Robert: Nein, auf dem Album wird es nur neue Tracks geben.
Werdet
ihr einige der neuen Stücke heute abend spielen?
Robert: Ja, wir werden 3 neue Stücke spielen
Und
verrätst du uns die Namen?
Robert: Bisher gibt es nur Arbeitstitel für die Songs. Aber einer der Songs wird wohl „Stand my Ground“ heißen.
Habt
ihr vor wieder männlichen Gesang oder Growls in die Songs einzubauen? Wie zu
Zeiten von „The Dance“ wo relativ viele Growls verwendet wurden?
Robert: Nein. Ich halt diesmal meinen Mund und überlasse das Singen talentierten Leuten (Gelächter). Bei Jane Doe war es etwas anderes, denn dieser Song benötige männliche Parts.

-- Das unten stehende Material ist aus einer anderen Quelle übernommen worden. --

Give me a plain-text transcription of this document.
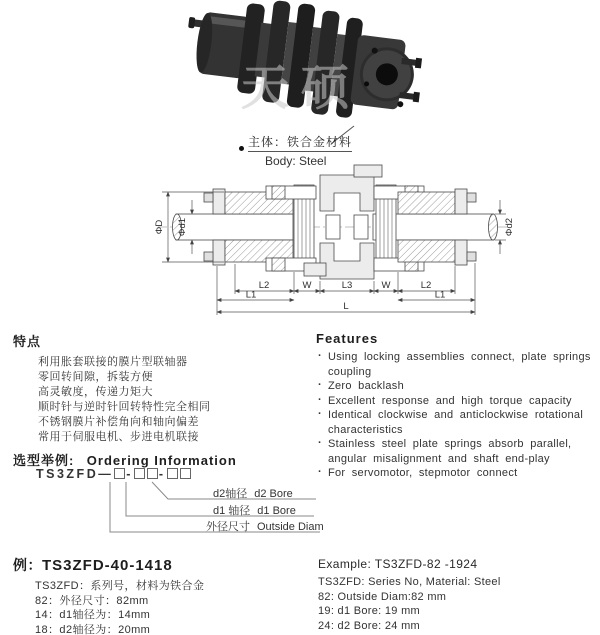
天硕
主体：铁合金材料
Body: Steel
ΦD Φd1	Φd2
L2	W	L3	W	L2
L1	L1
L
特点
利用胀套联接的膜片型联轴器
零回转间隙，拆装方便
高灵敏度，传递力矩大
顺时针与逆时针回转特性完全相同
不锈钢膜片补偿角向和轴向偏差
常用于伺服电机、步进电机联接
Features
· Using locking assemblies connect, plate springs coupling
· Zero backlash
· Excellent response and high torque capacity
· Identical clockwise and anticlockwise rotational characteristics
· Stainless steel plate springs absorb parallel, angular misalignment and shaft end-play
· For servomotor, stepmotor connect
选型举例: Ordering Information
TS3ZFD— - -
d2轴径 d2 Bore
d1 轴径 d1 Bore
外径尺寸 Outside Diam
例：TS3ZFD-40-1418
TS3ZFD：系列号，材料为铁合金
82：外径尺寸：82mm
14：d1轴径为：14mm
18：d2轴径为：20mm
Example: TS3ZFD-82 -1924
TS3ZFD: Series No, Material: Steel
82: Outside Diam:82 mm
19: d1 Bore: 19 mm
24: d2 Bore: 24 mm
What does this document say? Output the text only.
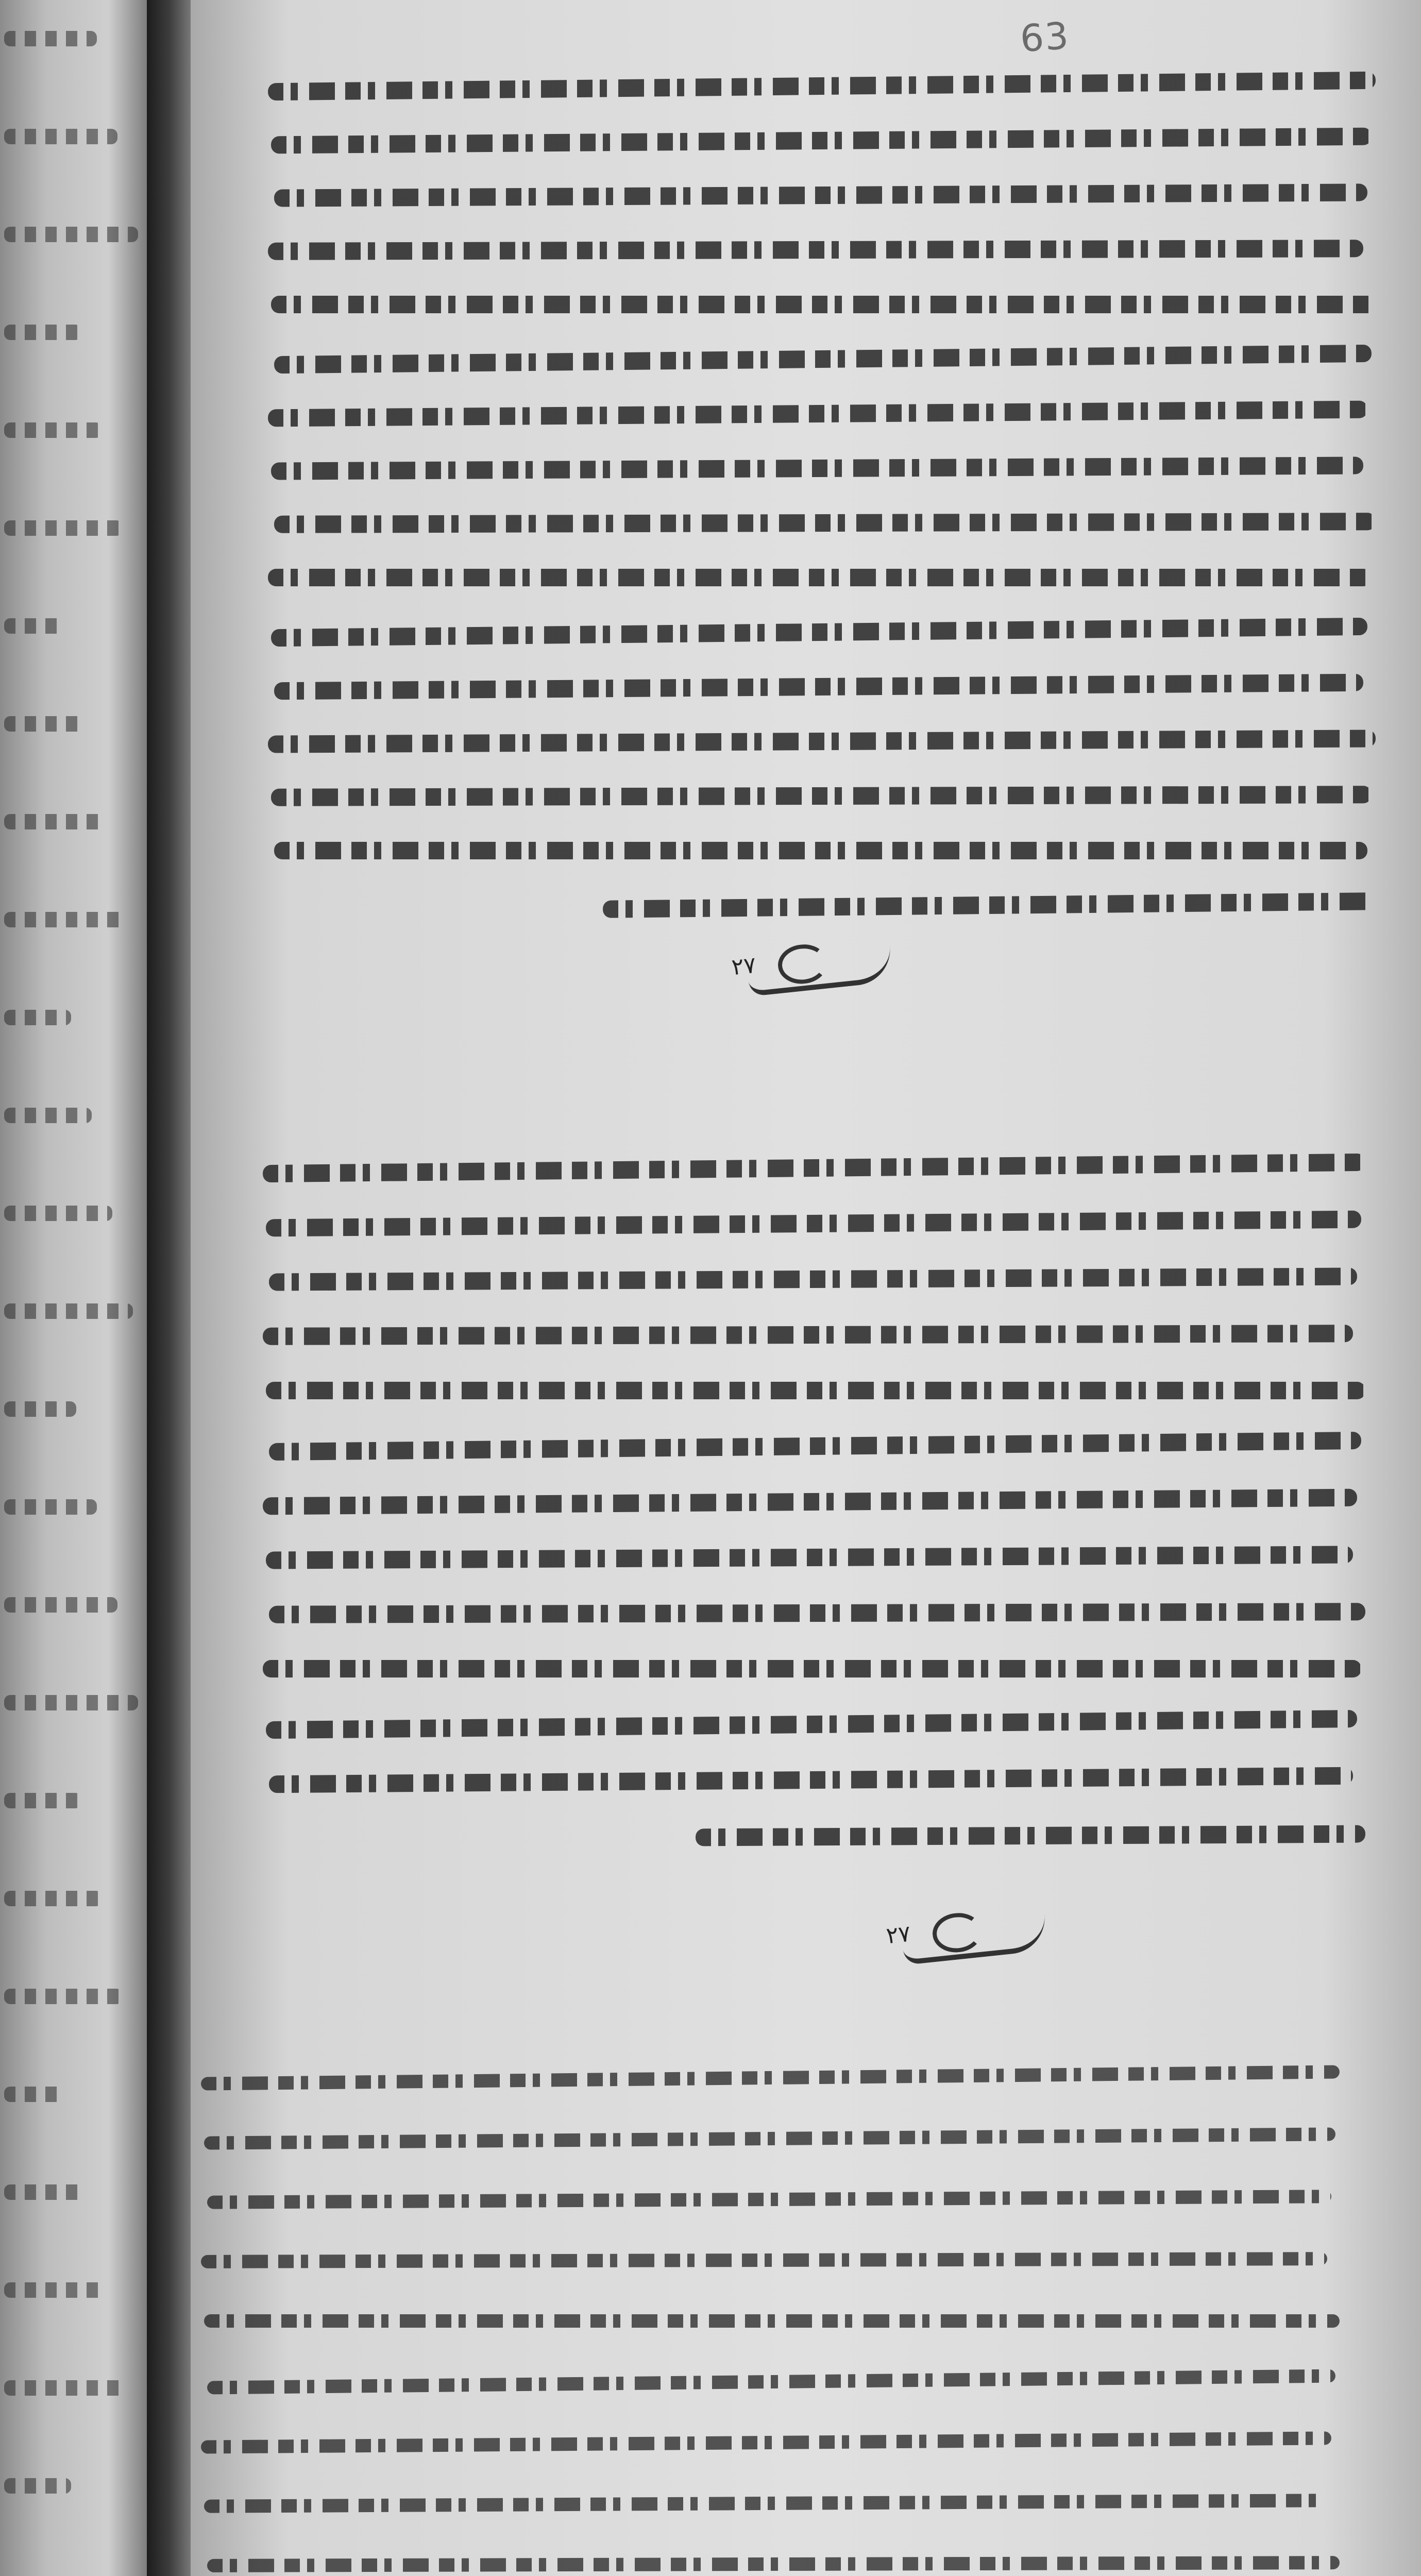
63
٢٧
٢٧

Schon allein wegen der Atmospäre.
Robert: Genau! Und es war ja auch eigentlich kein Gesang sondern eher nur das sprechen eines Textes. Das war nett und hatte diesen „Psychoeffekt“. Aber auf dem neuen Album sind keine Songs, die eine männliche Stimme gebraucht hätten. Da sind nur Sharon und der Chor zu hören. Hey, dann sind eigentlich doch männliche Vocals auf dem Album und zwar ein Haufen russischer Männer. (Gelächter)
Wisst
ihr schon wie das neue Album heißen wird?
Robert: Nein. Wir sind mit den Lyriks noch nicht ganz fertig und vorher entscheiden wir uns nicht für einen Titel.
Wird der Titel ein Teil der Lyriks sein oder wollt ihr etwas komplett anderes verwenden?
Robert: Es könnte auch eine Textzeile sein, aber eigentlich sollte es mehr mit dem Feeling des Albums, mit dem eigentlichen Thema der CD zu tun haben.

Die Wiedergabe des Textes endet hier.